CUMHURBAŞKANI ADAYIMIZI 23 MART PAZAR GÜNÜ YAPILACAK ÖN SEÇİMLE BELİRLEYECEĞİZ: Ve son olarak, dün Parti Meclisimizde, ardından Merkez Yönetim Kurulumuzda ön seçim süreciyle ilgili nihai kararı vermiş durumdayız. Belirlenen seçim takvimine göre 11 Şubat 2025 bugün kararın alınması ve ilanıyla birlikte takvimin 1. günüdür. Takvimin tüm detaylarını Seçim ve Hukuk İşlerinden sorumlu Genel Başkan Yardımcımız kamuoyuyla bir özel basın toplantısıyla paylaşacaktır. Ancak ben iki kritik tarihe dikkat çekmek isterim. Bunlardan birincisi 28 Şubat cuma günü saat 17.00'ye kadar Türkiye'yi yönetecek bir sonraki Cumhurbaşkanı'nın belirleneceği ön seçimin seçicisi, seçmeni olmak isteyen Türkiye'nin başta bütün gençlerini harıl harıl partiye online kayıt olan bütün gençlerini ve Türkiye'nin bütün demokratlarını, Büyük Türkiye İttifakı'nın, Cumhuriyet Halk Partisi'nin adayını belirlemekte görev almak üzere baba evine gelmeye, kaydolmaya ve yapılacak seçimde oy kullanmaya davet ediyorum. Aldığımız karar gereğince Cumhurbaşkanı adayımızı 23 Mart Pazar günü yapılacak ön seçimle belirleyeceğiz.

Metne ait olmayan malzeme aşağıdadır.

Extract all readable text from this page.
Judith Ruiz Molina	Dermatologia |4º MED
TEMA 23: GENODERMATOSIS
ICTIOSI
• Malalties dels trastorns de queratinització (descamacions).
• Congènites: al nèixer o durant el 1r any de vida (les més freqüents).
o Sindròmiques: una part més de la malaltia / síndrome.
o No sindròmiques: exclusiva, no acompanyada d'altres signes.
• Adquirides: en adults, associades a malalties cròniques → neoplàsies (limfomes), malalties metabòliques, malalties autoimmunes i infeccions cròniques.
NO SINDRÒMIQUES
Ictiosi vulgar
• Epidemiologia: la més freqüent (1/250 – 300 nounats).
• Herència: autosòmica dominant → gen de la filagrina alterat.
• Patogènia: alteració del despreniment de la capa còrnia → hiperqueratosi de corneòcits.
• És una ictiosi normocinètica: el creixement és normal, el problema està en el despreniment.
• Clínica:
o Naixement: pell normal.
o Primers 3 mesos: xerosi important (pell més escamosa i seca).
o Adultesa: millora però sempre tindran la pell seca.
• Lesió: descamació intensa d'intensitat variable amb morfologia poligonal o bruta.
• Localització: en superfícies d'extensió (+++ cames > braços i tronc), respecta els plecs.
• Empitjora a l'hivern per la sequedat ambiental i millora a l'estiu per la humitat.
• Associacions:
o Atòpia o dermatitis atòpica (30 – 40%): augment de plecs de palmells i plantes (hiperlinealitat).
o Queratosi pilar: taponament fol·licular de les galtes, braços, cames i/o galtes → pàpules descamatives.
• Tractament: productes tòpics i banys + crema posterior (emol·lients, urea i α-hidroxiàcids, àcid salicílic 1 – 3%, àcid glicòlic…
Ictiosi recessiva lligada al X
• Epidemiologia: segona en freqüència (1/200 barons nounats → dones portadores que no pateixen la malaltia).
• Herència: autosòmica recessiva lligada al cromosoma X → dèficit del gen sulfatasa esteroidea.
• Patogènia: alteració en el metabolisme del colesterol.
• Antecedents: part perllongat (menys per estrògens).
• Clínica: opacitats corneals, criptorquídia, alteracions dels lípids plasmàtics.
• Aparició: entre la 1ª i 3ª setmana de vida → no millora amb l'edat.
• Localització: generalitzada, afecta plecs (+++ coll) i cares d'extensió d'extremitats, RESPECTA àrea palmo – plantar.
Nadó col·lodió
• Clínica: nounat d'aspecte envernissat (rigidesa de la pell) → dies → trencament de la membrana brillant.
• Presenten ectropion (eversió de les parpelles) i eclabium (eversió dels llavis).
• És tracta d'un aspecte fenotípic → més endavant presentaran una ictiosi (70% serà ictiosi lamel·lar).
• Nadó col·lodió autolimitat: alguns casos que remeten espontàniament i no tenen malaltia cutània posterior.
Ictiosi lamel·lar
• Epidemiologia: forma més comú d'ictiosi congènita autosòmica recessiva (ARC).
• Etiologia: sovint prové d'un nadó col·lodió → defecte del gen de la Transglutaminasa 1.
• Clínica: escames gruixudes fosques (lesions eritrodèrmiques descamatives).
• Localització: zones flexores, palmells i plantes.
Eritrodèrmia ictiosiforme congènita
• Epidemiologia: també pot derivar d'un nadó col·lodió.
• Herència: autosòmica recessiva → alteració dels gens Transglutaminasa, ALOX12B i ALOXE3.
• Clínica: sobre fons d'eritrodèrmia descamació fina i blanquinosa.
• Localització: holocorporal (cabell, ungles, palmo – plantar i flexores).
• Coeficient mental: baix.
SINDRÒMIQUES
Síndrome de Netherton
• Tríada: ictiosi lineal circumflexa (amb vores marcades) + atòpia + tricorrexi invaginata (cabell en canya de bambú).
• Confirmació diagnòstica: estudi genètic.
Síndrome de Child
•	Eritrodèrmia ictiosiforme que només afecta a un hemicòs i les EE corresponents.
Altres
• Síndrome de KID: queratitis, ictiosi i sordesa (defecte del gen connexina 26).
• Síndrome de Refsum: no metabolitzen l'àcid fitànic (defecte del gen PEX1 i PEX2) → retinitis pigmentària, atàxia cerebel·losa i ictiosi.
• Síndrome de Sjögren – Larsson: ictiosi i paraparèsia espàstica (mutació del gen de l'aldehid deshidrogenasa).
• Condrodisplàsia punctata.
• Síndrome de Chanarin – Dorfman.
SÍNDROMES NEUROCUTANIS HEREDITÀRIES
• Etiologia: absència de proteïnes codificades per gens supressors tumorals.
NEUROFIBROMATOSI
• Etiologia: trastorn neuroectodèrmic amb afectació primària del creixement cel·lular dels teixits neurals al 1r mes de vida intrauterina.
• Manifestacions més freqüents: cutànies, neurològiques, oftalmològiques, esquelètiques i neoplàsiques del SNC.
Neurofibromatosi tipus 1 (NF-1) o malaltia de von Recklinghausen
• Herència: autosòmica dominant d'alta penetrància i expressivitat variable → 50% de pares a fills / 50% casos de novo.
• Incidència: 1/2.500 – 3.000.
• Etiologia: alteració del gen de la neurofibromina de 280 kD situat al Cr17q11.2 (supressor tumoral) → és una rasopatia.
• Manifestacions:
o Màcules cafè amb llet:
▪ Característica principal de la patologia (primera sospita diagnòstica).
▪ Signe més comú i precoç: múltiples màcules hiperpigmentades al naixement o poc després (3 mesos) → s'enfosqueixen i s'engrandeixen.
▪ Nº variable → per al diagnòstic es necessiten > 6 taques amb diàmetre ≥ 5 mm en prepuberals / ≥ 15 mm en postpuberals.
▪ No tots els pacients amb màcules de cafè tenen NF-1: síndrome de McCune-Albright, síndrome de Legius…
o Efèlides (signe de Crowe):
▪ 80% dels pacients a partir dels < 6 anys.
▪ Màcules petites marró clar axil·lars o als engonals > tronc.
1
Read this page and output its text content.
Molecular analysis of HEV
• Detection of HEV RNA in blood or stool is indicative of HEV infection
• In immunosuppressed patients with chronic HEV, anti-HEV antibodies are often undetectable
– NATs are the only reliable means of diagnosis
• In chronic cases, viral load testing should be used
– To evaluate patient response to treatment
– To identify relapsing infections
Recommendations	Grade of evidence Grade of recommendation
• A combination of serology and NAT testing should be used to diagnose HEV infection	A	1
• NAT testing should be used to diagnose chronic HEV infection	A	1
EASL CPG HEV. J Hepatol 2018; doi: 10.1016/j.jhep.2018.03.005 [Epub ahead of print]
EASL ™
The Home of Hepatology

Hayırlı uğurlu olsun. Buradan, buradan Sayın Erdoğan'a sesleniyorum: İçimizi karıştıramayacaksın. Birlik ve beraberliğimizi bozamayacaksın. Yargı aparatlarıyla önümüzü kesemeyeceksin. Bizi yenmenin tek yolu sandıkta yenmektir. Seni rekabete, namuslu bir yarışa korkmadan karşımıza çıkmaya davet ediyorum. Salon adamı Erdoğan, halkın adayı karşında olacak. Sana meydan okuyoruz. Yönetemediğin ülkeyi o yönetecek, biz yöneteceğiz. Krizi bitirecek, zaferi getireceğiz.